From most accounts, the Fed is at a loss to understand why inflation is low. Some say their model is broken. Others that changes like globalization have messed their understanding of the inflation process.
A few years ago, the St Louis Fed developed an indicator to measure price pressure. According to them:
Policymakers usually want to know—to the extent possible—the probability that inflation over the next four or eight quarters will exceed the inflation target. Or, if inflation is very low, they may also want to know the probability that inflation will fall below zero (deflation).
Specifically, if Fed policymakers perceive a relatively high probability that inflation will rise above the 2 percent target rate over the next year, then the probability that the FOMC will raise the federal funds target rate likely exceeds the probability that the FOMC will reduce the federal funds target rate. Thus, assessing inflation’s likely path over some horizon matters to policymakers and those in financial markets.

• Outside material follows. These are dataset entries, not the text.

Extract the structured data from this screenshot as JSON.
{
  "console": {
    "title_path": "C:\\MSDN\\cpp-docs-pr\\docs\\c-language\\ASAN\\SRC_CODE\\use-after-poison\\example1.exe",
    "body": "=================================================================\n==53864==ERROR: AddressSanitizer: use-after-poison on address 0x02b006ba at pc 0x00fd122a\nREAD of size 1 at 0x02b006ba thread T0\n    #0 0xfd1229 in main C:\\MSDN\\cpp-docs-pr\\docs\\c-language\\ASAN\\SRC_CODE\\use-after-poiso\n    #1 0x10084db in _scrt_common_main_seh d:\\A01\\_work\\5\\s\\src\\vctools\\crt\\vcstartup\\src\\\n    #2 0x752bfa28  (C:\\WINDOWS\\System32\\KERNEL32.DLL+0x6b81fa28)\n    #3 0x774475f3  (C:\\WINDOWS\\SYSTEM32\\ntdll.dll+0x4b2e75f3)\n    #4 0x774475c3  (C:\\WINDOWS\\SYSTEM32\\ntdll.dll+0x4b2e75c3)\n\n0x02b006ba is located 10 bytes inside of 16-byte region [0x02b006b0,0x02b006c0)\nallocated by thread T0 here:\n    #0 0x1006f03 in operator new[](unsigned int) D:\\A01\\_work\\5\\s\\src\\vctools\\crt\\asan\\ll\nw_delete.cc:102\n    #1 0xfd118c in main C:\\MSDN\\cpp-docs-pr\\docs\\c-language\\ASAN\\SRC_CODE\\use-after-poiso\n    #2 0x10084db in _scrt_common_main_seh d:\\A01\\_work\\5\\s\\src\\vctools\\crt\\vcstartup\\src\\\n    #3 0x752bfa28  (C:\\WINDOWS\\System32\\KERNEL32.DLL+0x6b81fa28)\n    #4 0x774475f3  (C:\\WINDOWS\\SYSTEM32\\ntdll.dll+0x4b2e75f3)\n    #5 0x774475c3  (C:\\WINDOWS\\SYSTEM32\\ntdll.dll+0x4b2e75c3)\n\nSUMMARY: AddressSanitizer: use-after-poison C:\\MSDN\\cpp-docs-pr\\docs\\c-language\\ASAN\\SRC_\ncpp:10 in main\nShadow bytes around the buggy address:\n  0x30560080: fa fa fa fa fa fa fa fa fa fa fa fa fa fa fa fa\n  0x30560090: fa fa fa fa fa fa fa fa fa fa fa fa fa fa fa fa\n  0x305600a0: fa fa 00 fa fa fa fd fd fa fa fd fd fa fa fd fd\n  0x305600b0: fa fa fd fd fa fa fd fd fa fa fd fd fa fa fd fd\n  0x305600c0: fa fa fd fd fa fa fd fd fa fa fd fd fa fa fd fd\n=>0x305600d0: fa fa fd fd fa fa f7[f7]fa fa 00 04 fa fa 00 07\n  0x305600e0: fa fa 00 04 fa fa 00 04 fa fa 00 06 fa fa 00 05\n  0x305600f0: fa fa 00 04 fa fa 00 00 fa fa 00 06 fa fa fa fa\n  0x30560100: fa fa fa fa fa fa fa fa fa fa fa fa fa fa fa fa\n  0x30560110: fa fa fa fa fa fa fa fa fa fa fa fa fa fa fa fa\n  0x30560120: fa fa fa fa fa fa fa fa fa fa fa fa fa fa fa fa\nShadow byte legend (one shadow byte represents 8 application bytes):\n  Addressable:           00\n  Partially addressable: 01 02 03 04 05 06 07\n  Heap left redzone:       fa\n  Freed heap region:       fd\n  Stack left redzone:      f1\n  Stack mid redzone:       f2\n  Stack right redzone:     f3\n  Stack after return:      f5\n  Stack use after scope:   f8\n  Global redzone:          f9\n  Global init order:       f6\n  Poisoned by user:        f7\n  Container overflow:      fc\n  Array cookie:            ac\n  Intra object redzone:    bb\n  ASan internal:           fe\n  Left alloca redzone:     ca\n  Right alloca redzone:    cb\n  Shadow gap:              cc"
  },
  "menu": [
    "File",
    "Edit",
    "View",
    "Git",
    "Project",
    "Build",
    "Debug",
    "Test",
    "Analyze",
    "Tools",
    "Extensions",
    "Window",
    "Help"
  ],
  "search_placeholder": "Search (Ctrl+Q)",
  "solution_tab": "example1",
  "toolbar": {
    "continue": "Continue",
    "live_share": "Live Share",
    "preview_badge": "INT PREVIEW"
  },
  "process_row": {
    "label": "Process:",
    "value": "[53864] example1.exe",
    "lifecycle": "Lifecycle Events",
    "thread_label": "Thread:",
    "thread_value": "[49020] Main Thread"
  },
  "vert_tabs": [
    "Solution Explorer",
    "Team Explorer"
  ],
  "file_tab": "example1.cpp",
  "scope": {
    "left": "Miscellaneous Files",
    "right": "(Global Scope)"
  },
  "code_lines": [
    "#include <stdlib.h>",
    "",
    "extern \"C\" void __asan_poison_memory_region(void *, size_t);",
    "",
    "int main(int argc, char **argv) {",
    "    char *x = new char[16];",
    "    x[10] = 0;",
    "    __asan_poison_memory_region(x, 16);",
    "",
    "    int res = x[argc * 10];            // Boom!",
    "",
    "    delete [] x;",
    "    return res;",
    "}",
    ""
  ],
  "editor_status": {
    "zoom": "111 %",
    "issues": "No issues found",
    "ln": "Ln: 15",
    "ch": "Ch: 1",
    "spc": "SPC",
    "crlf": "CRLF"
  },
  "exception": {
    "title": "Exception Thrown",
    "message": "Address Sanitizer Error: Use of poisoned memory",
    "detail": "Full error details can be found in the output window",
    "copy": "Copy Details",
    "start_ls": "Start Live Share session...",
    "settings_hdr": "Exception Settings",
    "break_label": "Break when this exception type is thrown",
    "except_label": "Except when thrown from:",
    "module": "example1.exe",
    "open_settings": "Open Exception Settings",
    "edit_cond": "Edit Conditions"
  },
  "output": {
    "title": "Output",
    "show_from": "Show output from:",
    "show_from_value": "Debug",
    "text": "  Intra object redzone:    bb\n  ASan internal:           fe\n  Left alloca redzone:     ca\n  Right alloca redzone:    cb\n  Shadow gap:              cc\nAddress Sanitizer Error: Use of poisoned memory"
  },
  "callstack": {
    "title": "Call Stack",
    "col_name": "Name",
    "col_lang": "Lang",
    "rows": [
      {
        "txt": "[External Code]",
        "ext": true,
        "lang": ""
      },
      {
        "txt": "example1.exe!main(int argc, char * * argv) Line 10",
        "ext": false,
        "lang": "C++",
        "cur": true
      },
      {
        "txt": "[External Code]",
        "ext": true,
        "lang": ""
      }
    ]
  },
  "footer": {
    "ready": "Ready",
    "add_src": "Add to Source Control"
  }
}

To help policymakers, financial market participants, and others who have an interest in assessing future inflation probabilities, the Federal Reserve Bank of St. Louis has developed an index called the price pressures measure (PPM).
The PPM measures the probability that the expected inflation rate (12-month percent changes) over the next 12 months will fall in different ranges (0-1.5, 1.5-2.5 and above 2.5 percent.)
The chart below shows the probability of inflation in different ranges over the next 12-months during the recovery from the Great Recession.
For the past two or three years, the highest probability has been for inflation in the 0%-1.5% range. In late 2016-early 2017, the probability that inflation would be “on target” rose significantly, but has since recoiled strongly.
Despite those indications, the Fed keeps insisting that low inflation is due to temporary or transitory factors, and should soon climb towards the 2% target.
One can only wonder if this indicator will have the same fate as the “Change in Labor Market Conditions” index which was recently discontinued because “it wasn´t useful”, meaning it contradicted the Fed´s views on the labor market.